Trophime commented 4 years ago

I finally manage to get it to work ;)) I changed the name of the install.tar.gz to mydistro-install.tar.gz. Once the solution is deployed to test and debug it, I still had to copy the mydistro-install.tar.gz into $ARCH/Debug.

@rhaist I still have a question for you about MyLinuxDistroLauncher.cpp into the salsa WSL. this->_myName= L"Debian"; corresponds to const std::wstring Name = L"MyDistribution"; in Distribution.h right? Why do you introduce this MyLinuxDistroLauncher.cpp for?

Next how can I actually package mydistro to distribute on an other machine?

Many thanks for your helps and tips. Best

imaandrew commented 4 years ago

There is a guide for packaging your distro here.

steeleprice commented 4 years ago

The Readme.md does not reflect ANY of this and is exceedingly difficult to follow even for seasoned Microsoft Stack developers let alone Linux Devs.

The above referenced "guide" is an early preview and is outdated, nothing looks like those screenshots anymore.

It is expected that you understand how to setup a Visual Studio Environment (which most who care about this won't). And how to setup Windows 10 "correctly" as both an x64 and ARM64 Developer. These are very poor assumptions when your audience is a foreign dev community.

This is NON-Trivial to setup as an ARM64 Developer, even for side-loading, especially in a Domain where you may have to override Group Policies. I'll be writing up several issues that arise out of this project and solutions to all of them.
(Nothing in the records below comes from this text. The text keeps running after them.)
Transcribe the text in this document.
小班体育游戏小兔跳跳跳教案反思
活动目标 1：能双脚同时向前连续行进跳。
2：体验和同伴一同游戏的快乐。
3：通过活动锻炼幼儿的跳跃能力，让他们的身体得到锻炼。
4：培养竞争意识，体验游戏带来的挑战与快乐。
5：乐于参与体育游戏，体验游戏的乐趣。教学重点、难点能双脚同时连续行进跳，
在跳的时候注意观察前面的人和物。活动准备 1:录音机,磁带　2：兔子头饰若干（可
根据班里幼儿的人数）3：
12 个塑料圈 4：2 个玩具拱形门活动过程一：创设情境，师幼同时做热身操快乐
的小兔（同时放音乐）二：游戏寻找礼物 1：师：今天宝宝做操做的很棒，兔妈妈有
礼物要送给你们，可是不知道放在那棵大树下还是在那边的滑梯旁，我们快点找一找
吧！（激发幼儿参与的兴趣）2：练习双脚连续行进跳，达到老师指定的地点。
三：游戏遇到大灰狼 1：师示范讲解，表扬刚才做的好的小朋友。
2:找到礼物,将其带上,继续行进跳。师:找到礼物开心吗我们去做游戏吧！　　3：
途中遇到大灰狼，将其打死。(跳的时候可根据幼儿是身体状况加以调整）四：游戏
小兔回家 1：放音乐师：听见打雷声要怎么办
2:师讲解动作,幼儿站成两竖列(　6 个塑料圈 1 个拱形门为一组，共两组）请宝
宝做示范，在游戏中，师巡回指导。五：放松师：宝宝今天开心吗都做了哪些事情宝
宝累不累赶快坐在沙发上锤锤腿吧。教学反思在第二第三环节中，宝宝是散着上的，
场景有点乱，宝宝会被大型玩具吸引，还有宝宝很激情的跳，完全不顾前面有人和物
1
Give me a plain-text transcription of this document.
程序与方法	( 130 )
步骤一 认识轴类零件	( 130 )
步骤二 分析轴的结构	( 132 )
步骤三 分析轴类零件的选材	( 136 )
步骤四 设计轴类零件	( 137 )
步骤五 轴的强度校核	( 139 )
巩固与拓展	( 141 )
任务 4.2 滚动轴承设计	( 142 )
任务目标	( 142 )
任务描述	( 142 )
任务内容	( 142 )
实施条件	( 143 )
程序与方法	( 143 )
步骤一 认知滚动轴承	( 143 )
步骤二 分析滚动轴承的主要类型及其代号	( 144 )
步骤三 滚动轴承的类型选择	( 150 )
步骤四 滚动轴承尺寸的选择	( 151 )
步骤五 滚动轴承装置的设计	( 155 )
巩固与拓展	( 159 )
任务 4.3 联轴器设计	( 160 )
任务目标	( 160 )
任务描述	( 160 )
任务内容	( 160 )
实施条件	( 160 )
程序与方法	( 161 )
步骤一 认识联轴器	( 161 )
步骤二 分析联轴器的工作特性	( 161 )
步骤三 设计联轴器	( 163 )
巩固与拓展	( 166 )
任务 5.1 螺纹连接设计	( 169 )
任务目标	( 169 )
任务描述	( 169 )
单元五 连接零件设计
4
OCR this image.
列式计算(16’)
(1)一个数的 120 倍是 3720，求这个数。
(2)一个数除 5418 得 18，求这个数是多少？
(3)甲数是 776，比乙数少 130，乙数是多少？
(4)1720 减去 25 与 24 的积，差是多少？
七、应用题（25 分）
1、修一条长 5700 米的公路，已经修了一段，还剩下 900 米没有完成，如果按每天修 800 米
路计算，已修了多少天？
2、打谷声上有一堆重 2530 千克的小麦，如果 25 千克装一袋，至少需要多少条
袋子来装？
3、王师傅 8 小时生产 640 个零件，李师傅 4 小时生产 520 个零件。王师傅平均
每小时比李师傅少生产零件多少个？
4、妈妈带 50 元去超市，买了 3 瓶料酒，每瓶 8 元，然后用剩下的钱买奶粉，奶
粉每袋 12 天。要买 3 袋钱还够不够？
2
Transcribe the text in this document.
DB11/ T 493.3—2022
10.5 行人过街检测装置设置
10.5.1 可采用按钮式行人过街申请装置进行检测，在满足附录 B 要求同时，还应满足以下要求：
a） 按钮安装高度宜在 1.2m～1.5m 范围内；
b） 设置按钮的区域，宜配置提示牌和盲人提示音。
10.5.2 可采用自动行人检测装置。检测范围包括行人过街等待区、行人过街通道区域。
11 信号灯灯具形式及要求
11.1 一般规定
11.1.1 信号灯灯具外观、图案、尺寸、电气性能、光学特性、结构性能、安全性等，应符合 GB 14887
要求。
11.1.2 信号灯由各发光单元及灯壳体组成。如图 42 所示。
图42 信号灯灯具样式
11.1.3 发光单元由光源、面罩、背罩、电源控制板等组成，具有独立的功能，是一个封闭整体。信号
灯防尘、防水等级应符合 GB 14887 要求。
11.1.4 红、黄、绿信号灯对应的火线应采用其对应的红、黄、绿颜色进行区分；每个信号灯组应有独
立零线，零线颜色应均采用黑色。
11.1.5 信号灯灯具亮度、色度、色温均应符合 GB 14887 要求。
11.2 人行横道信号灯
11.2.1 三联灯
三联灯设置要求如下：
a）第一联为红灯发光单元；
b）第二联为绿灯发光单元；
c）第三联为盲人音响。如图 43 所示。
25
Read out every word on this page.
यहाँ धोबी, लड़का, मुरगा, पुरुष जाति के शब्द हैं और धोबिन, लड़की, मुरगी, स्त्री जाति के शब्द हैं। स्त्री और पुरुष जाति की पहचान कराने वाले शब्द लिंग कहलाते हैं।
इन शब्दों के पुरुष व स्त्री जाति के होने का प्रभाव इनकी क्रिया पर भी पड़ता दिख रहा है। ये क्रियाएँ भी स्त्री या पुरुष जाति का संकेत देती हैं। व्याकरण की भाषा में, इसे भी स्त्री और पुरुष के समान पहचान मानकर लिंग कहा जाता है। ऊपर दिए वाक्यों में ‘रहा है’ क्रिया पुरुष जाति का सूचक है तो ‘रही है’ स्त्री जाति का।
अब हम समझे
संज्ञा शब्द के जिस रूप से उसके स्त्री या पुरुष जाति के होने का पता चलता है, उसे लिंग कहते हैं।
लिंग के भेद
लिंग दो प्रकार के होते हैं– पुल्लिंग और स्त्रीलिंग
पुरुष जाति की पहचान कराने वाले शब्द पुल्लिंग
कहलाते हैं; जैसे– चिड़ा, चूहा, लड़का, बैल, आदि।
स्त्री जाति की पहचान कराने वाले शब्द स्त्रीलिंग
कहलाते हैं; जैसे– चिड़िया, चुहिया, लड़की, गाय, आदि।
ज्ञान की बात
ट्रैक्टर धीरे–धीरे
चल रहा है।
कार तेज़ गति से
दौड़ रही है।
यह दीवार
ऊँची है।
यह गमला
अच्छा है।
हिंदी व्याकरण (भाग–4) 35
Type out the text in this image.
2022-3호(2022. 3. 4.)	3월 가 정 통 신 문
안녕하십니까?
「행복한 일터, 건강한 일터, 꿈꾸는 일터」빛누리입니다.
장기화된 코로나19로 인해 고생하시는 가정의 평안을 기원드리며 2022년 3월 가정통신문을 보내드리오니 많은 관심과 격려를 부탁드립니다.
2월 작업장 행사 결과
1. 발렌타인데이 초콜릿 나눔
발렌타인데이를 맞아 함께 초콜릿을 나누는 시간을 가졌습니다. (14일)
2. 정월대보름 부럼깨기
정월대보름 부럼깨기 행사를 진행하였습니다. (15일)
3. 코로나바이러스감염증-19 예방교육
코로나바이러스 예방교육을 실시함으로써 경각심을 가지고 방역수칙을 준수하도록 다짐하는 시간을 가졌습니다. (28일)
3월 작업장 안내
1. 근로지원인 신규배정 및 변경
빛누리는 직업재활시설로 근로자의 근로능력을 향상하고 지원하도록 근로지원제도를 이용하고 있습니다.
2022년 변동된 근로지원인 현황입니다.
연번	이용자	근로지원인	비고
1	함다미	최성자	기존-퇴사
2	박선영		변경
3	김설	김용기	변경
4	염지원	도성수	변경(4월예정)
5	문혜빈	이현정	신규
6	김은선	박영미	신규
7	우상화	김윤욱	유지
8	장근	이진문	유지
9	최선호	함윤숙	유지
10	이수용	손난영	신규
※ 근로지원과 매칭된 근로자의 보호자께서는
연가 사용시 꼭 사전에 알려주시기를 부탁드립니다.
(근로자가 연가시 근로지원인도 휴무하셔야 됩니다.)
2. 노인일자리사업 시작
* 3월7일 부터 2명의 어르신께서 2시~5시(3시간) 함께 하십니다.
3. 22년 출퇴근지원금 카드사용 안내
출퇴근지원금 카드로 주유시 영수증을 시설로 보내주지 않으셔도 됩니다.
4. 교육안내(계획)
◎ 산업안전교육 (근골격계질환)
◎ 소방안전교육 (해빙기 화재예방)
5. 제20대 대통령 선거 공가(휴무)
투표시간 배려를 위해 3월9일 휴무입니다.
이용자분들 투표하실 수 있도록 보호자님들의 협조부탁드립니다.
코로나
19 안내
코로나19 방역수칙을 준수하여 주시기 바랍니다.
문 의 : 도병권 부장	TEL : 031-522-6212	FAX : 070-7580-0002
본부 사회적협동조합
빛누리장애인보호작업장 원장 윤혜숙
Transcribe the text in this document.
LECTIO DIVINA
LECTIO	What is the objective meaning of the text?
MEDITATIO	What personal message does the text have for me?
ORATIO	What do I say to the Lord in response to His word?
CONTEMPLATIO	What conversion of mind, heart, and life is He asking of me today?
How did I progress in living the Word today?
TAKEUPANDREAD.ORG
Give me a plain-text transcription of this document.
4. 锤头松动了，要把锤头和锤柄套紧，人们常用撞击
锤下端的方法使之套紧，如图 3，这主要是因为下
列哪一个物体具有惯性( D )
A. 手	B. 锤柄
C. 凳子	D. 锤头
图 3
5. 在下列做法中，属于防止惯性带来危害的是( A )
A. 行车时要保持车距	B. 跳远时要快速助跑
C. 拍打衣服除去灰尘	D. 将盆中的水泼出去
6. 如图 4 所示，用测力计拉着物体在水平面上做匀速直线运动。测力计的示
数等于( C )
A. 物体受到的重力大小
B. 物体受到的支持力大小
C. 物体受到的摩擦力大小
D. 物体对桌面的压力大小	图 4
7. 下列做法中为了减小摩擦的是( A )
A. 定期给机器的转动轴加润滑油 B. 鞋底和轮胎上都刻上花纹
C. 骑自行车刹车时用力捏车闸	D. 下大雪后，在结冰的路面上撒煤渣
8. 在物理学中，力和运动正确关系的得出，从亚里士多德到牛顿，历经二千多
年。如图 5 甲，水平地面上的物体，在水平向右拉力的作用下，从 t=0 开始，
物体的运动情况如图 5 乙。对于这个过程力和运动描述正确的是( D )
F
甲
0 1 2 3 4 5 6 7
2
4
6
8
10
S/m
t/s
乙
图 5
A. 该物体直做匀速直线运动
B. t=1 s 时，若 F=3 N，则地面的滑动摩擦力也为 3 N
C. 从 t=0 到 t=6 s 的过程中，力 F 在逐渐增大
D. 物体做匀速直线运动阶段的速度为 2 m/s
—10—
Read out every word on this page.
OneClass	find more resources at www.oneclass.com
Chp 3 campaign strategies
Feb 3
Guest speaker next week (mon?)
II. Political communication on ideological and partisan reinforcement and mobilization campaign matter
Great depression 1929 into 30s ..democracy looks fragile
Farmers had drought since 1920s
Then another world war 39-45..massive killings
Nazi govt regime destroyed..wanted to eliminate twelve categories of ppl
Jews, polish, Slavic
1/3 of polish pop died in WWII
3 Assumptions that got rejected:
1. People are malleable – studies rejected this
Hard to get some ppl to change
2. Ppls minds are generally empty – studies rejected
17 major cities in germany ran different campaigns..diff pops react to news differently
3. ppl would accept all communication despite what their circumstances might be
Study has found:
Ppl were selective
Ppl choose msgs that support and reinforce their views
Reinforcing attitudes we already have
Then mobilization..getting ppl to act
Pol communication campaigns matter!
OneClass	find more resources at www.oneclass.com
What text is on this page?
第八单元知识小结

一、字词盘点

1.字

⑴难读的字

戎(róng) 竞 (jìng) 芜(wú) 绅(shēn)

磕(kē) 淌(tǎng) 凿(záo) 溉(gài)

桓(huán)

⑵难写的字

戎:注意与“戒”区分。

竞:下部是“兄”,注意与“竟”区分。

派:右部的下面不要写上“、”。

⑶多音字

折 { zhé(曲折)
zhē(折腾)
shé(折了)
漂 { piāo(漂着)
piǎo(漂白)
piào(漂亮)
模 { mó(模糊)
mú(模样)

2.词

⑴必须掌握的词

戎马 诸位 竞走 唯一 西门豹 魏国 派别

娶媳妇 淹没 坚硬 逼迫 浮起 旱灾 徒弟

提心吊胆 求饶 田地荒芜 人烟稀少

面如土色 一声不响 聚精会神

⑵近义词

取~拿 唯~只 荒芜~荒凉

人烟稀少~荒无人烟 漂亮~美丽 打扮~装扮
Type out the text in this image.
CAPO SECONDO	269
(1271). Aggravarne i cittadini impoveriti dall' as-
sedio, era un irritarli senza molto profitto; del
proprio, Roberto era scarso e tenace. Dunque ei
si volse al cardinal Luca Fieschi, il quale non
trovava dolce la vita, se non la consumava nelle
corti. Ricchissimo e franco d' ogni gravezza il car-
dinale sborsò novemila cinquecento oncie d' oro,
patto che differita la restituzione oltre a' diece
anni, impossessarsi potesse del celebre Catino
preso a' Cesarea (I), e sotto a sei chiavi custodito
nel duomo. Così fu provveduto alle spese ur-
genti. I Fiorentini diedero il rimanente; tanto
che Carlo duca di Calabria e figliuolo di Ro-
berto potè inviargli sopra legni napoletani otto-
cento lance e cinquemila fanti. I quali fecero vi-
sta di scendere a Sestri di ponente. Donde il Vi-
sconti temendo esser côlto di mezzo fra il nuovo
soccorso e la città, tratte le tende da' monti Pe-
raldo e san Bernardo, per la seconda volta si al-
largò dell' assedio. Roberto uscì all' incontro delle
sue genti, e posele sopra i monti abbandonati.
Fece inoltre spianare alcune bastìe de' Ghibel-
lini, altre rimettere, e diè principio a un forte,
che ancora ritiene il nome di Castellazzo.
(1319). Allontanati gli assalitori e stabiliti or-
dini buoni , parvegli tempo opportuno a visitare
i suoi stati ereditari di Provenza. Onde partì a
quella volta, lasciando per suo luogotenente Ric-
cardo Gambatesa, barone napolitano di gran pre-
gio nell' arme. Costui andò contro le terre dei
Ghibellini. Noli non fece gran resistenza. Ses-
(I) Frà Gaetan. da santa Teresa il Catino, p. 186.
I have a working x64 Distro not represented and will be submitting it to the store after permission is granted from the Distro in a few days and I fix/finish the ARM64 release.

There are also some considerations that should be updated for WSL2 such as Kernel replacement. Should WSL2/VS2019+ Instructions be a different Branch? This is still valid for Win10 19.09 but changes a little in 20.04.

rescenic commented 4 years ago

Please, we need youtube tutorial, thanks.